I was born into this life.
I was a Jensen before I was a DeLuca.
I knew that a barren wife in the Mafia was worse than a dead one.
She was a liability.
A loose end.
"My father gave me an ultimatum this morning," Alex said, his back still turned to me.
"I have one year to produce an heir. One year, or I forfeit my title as Underboss."
My heart hammered against my ribs.
Forfeit the title?
Alex lived for the title.
He breathed power.
He would burn the world to ash before he gave up his birthright.
"So what are you saying, Alex?" I asked, my voice steady despite the nausea rising in my throat.
"Are you divorcing me?"
He turned around then.
He looked at me with a strange mixture of pity and annoyance.
"No. Divorce is messy. It shows weakness."
He pressed a button on his intercom.
"Send her in."
The heavy oak doors opened.
A woman walked in.
She was everything I was not.
I was pale, blonde, and composed-the perfect Ice Queen.
She was dark, curvaceous, and loud.
She wore a dress that was too tight and heels that were too high.
She was chewing gum.
"This is Aria Diaz," Alex said.
The woman smirked at me, popping a bubble of gum.
"Nice place," she said, her eyes roaming over the expensive art on the walls.
Alex walked over to her.
He didn't touch her, but the air between them crackled with a familiarity that made my stomach turn.
"Aria is the solution," Alex said.
"She is a vessel."
I stood up.
My legs felt like lead.
"A vessel?"
"She has been screened," Alex continued, as if discussing a new shipment of guns.
"Her genetic profile is compatible. She will carry the heir."
I looked from him to her.
"You are bringing a mistress into our marriage?"
"It is a business arrangement, Catarina," Alex snapped.
"Do not be dramatic. She is a womb. Nothing more."
"Once the child is born, she will be paid and exiled. We will raise the child as ours. Our marriage will return to normal."
Normal.
He thought this was normal.
He thought shattering my heart to save his legacy was a logical business move.
Don Donato, his father, walked into the room then.
The Don was old, shrunken, but his eyes were sharp as glass shards.

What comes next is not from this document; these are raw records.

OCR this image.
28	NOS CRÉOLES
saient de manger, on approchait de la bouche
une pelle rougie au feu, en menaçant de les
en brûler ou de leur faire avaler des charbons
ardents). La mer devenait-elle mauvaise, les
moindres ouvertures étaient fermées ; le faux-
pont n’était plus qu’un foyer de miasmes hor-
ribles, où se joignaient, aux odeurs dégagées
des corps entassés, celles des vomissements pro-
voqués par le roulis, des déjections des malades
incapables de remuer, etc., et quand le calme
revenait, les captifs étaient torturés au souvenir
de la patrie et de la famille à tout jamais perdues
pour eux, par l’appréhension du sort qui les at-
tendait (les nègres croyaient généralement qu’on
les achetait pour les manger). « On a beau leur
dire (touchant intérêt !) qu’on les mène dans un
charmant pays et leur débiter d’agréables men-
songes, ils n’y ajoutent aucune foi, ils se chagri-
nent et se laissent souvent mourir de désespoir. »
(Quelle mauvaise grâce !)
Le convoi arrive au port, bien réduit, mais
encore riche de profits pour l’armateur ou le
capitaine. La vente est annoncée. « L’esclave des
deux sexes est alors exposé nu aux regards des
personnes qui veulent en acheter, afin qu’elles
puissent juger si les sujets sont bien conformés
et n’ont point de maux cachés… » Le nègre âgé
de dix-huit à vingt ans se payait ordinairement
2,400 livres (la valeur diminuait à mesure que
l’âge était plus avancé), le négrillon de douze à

He looked at me with open disdain.
"It is done?" the Don asked.
Alex nodded.
"It is done."
The Don looked at Aria.
"Good hips. Make sure it is a boy."
Then he looked at me.
"You have one job now, Catarina. Maintain the image."
"Smile for the cameras. Do not embarrass my son while he secures the future of this family."
I looked at Alex.
I waited for him to defend me.
I waited for him to tell his father that I was his wife, not an employee.

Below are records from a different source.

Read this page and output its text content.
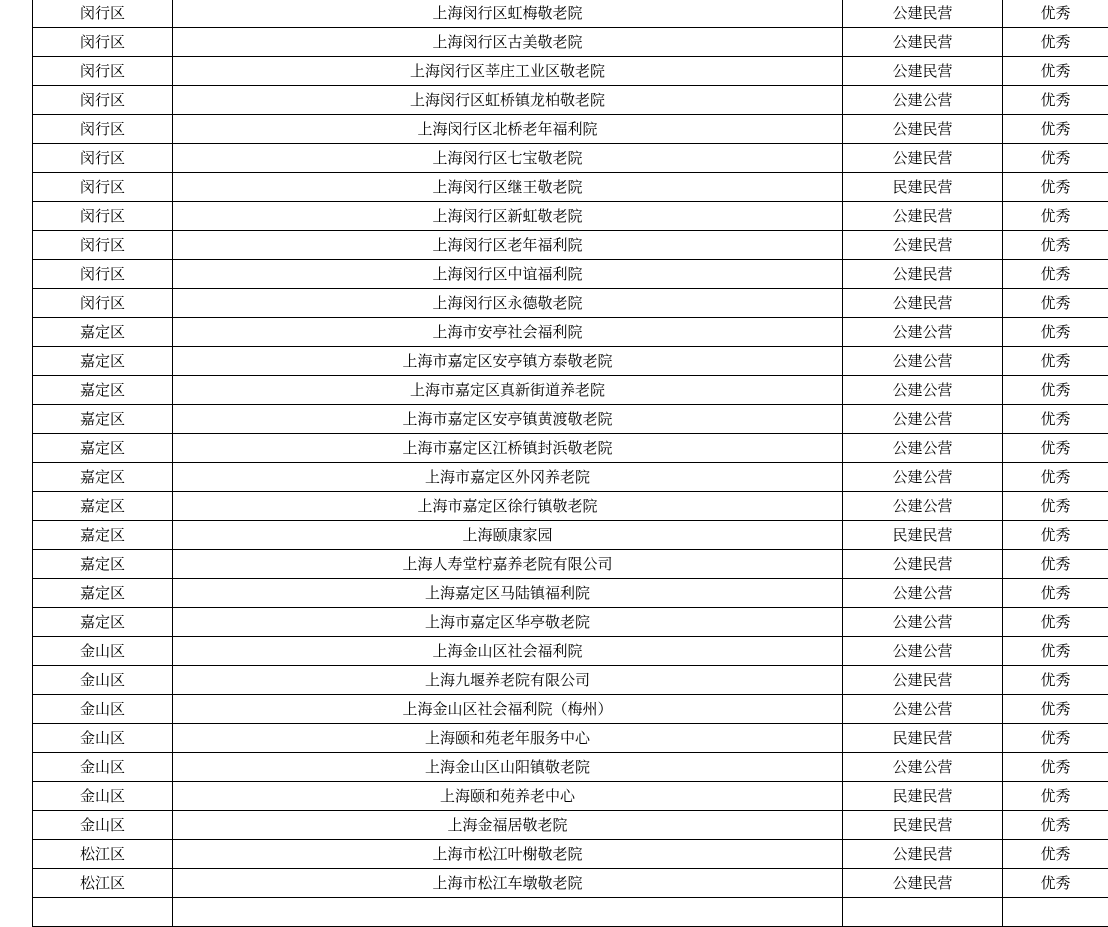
闵行区	上海闵行区虹梅敬老院	公建民营	优秀
闵行区	上海闵行区古美敬老院	公建民营	优秀
闵行区	上海闵行区莘庄工业区敬老院	公建民营	优秀
闵行区	上海闵行区虹桥镇龙柏敬老院	公建公营	优秀
闵行区	上海闵行区北桥老年福利院	公建民营	优秀
闵行区	上海闵行区七宝敬老院	公建民营	优秀
闵行区	上海闵行区继王敬老院	民建民营	优秀
闵行区	上海闵行区新虹敬老院	公建民营	优秀
闵行区	上海闵行区老年福利院	公建民营	优秀
闵行区	上海闵行区中谊福利院	公建民营	优秀
闵行区	上海闵行区永德敬老院	公建民营	优秀
嘉定区	上海市安亭社会福利院	公建公营	优秀
嘉定区	上海市嘉定区安亭镇方泰敬老院	公建公营	优秀
嘉定区	上海市嘉定区真新街道养老院	公建公营	优秀
嘉定区	上海市嘉定区安亭镇黄渡敬老院	公建公营	优秀
嘉定区	上海市嘉定区江桥镇封浜敬老院	公建公营	优秀
嘉定区	上海市嘉定区外冈养老院	公建公营	优秀
嘉定区	上海市嘉定区徐行镇敬老院	公建公营	优秀
嘉定区	上海颐康家园	民建民营	优秀
嘉定区	上海人寿堂柠嘉养老院有限公司	公建民营	优秀
嘉定区	上海嘉定区马陆镇福利院	公建公营	优秀
嘉定区	上海市嘉定区华亭敬老院	公建公营	优秀
金山区	上海金山区社会福利院	公建公营	优秀
金山区	上海九堰养老院有限公司	公建民营	优秀
金山区	上海金山区社会福利院（梅州）	公建公营	优秀
金山区	上海颐和苑老年服务中心	民建民营	优秀
金山区	上海金山区山阳镇敬老院	公建公营	优秀
金山区	上海颐和苑养老中心	民建民营	优秀
金山区	上海金福居敬老院	民建民营	优秀
松江区	上海市松江叶榭敬老院	公建民营	优秀
松江区	上海市松江车墩敬老院	公建民营	优秀
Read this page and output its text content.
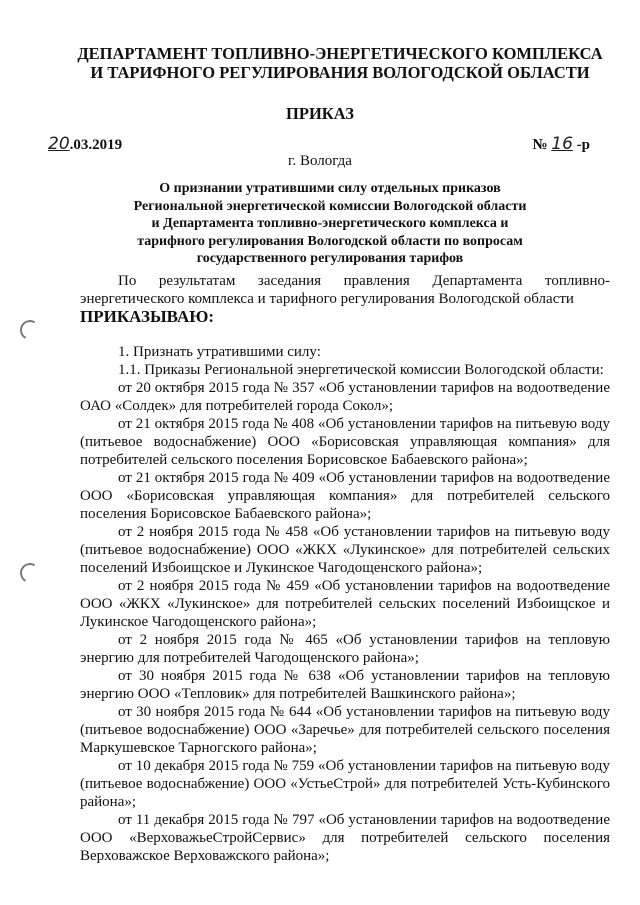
ДЕПАРТАМЕНТ ТОПЛИВНО-ЭНЕРГЕТИЧЕСКОГО КОМПЛЕКСА
И ТАРИФНОГО РЕГУЛИРОВАНИЯ ВОЛОГОДСКОЙ ОБЛАСТИ
ПРИКАЗ
20.03.2019	№ 16 -р
г. Вологда
О признании утратившими силу отдельных приказов Региональной энергетической комиссии Вологодской области и Департамента топливно-энергетического комплекса и тарифного регулирования Вологодской области по вопросам государственного регулирования тарифов

По результатам заседания правления Департамента топливно-

энергетического комплекса и тарифного регулирования Вологодской области

ПРИКАЗЫВАЮ:

1. Признать утратившими силу:

1.1. Приказы Региональной энергетической комиссии Вологодской области:

от 20 октября 2015 года № 357 «Об установлении тарифов на водоотведение ОАО «Солдек» для потребителей города Сокол»;

от 21 октября 2015 года № 408 «Об установлении тарифов на питьевую воду (питьевое водоснабжение) ООО «Борисовская управляющая компания» для потребителей сельского поселения Борисовское Бабаевского района»;

от 21 октября 2015 года № 409 «Об установлении тарифов на водоотведение ООО «Борисовская управляющая компания» для потребителей сельского поселения Борисовское Бабаевского района»;

от 2 ноября 2015 года № 458 «Об установлении тарифов на питьевую воду (питьевое водоснабжение) ООО «ЖКХ «Лукинское» для потребителей сельских поселений Избоищское и Лукинское Чагодощенского района»;

от 2 ноября 2015 года № 459 «Об установлении тарифов на водоотведение ООО «ЖКХ «Лукинское» для потребителей сельских поселений Избоищское и Лукинское Чагодощенского района»;

от 2 ноября 2015 года № 465 «Об установлении тарифов на тепловую энергию для потребителей Чагодощенского района»;

от 30 ноября 2015 года № 638 «Об установлении тарифов на тепловую энергию ООО «Тепловик» для потребителей Вашкинского района»;

от 30 ноября 2015 года № 644 «Об установлении тарифов на питьевую воду (питьевое водоснабжение) ООО «Заречье» для потребителей сельского поселения Маркушевское Тарногского района»;

от 10 декабря 2015 года № 759 «Об установлении тарифов на питьевую воду (питьевое водоснабжение) ООО «УстьеСтрой» для потребителей Усть-Кубинского района»;

от 11 декабря 2015 года № 797 «Об установлении тарифов на водоотведение ООО «ВерховажьеСтройСервис» для потребителей сельского поселения Верховажское Верховажского района»;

But Alex just looked at Aria.
His gaze lingered on her waist, on the curve of her hips.
He wasn't looking at her like a vessel.
He was looking at her like a starving man looks at a feast.
I realized then that I had already lost him.

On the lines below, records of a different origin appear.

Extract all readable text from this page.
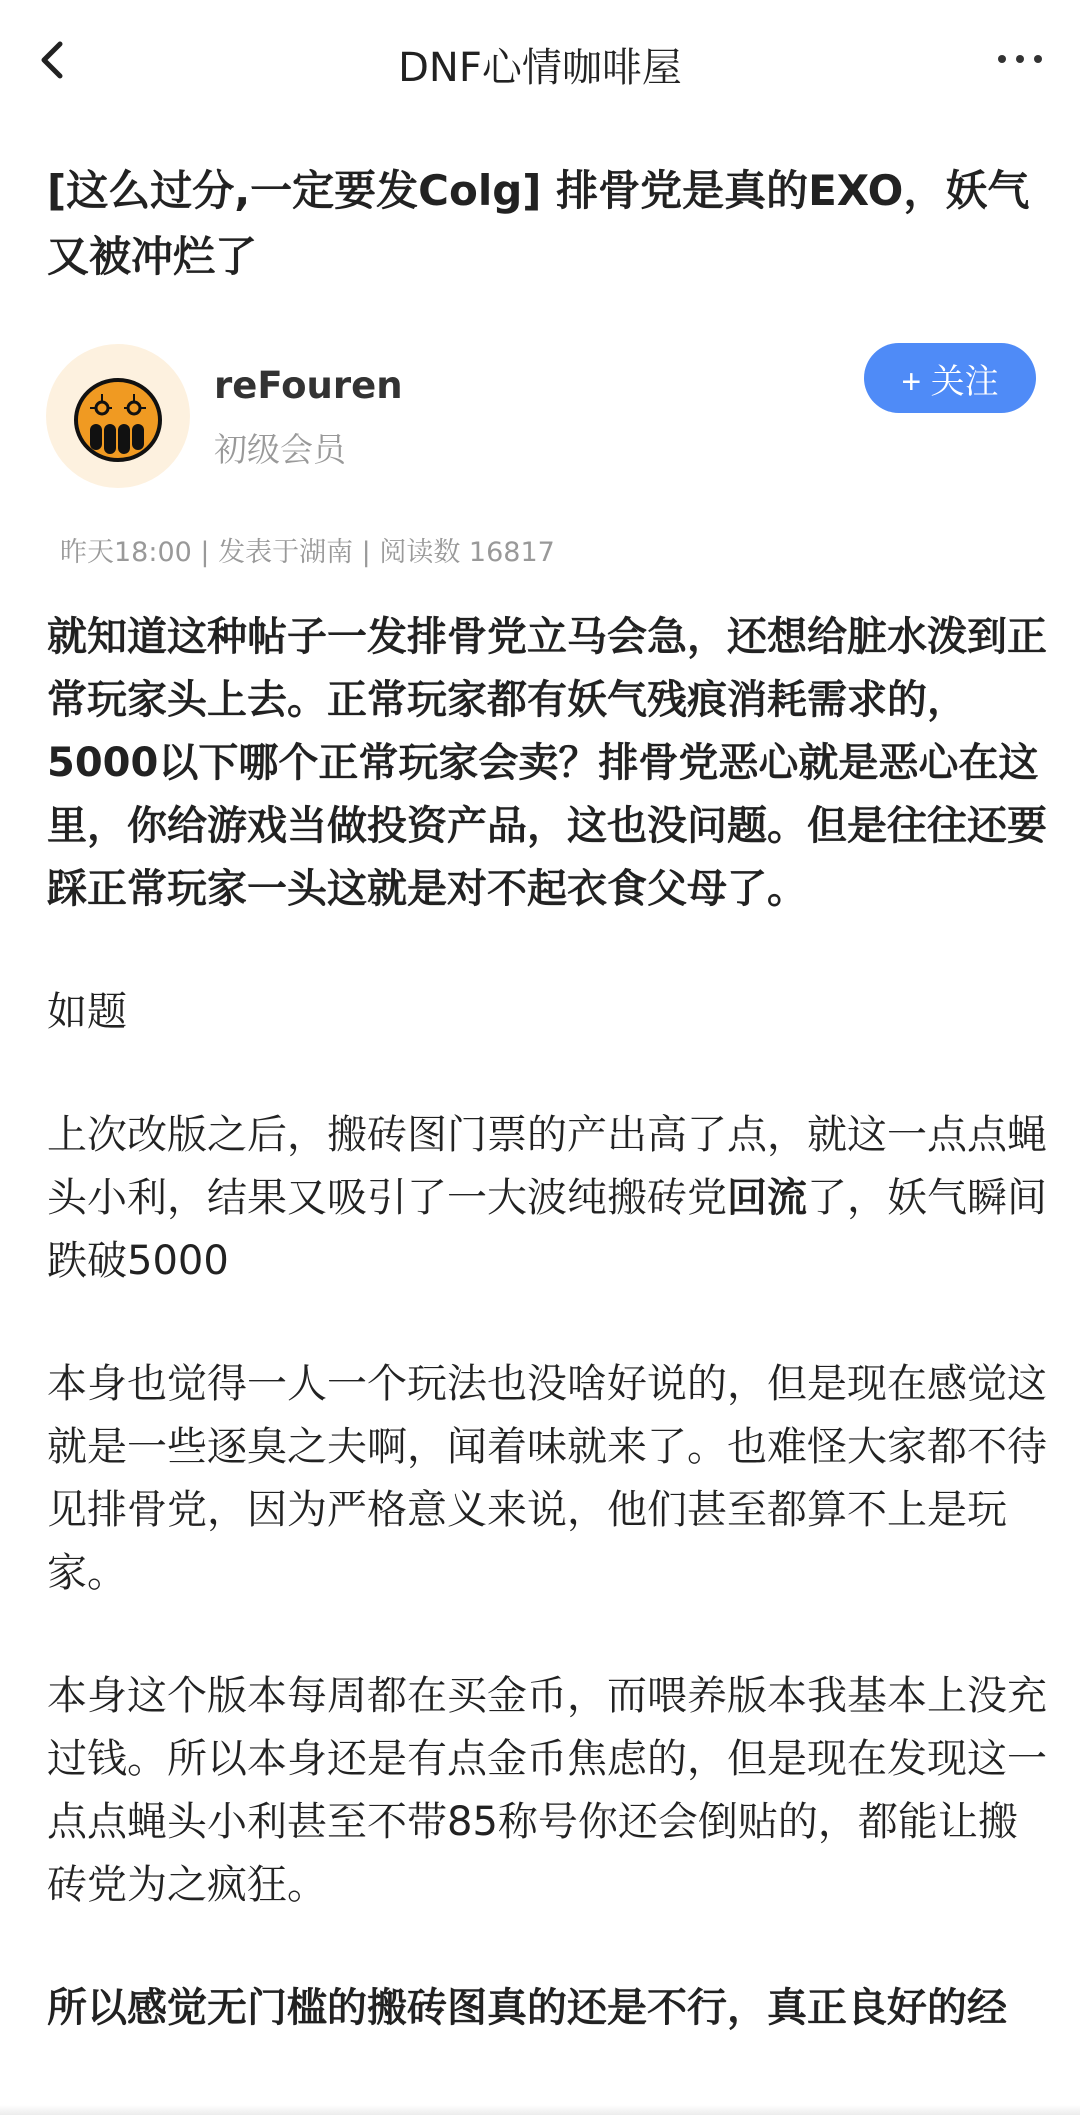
DNF心情咖啡屋
[这么过分,一定要发Colg] 排骨党是真的EXO，妖气又被冲烂了
reFouren
初级会员
+ 关注
昨天18:00 | 发表于湖南 | 阅读数 16817

就知道这种帖子一发排骨党立马会急，还想给脏水泼到正常玩家头上去。正常玩家都有妖气残痕消耗需求的，5000以下哪个正常玩家会卖？排骨党恶心就是恶心在这里，你给游戏当做投资产品，这也没问题。但是往往还要踩正常玩家一头这就是对不起衣食父母了。

如题

上次改版之后，搬砖图门票的产出高了点，就这一点点蝇头小利，结果又吸引了一大波纯搬砖党回流了，妖气瞬间跌破5000

本身也觉得一人一个玩法也没啥好说的，但是现在感觉这就是一些逐臭之夫啊，闻着味就来了。也难怪大家都不待见排骨党，因为严格意义来说，他们甚至都算不上是玩家。

本身这个版本每周都在买金币，而喂养版本我基本上没充过钱。所以本身还是有点金币焦虑的，但是现在发现这一点点蝇头小利甚至不带85称号你还会倒贴的，都能让搬砖党为之疯狂。

所以感觉无门槛的搬砖图真的还是不行，真正良好的经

I wasn't the wife anymore.
I was just the benchwarmer.
I walked to the door.
"Where are you going?" Alex asked.
"Home," I said.
"I have a headache."
He didn't try to stop me.
He didn't even watch me leave.
He was already pouring a drink for Aria.
I walked out of the office and into the elevator.
As the doors closed, I saw Aria lean over the desk.
I saw her hand brush Alex's arm.
I saw him lean into her touch.
The elevator dropped, and my stomach dropped with it.
I drove myself home in a daze.
That night, Alex didn't come home.
He texted me at 2 AM.
"Monitoring the asset. Don't wait up."
I lay in our king-sized bed, staring at the empty pillow beside me.
It was our fifth anniversary.
On the nightstand, a tube of cheap drugstore lipstick sat where my diamond earrings used to be.
It wasn't mine.
It was a bright, vulgar red.
Just like Aria's dress.
He hadn't just brought a vessel into our lives.
He had brought a replacement.
And I was the only one who didn't know I had been fired.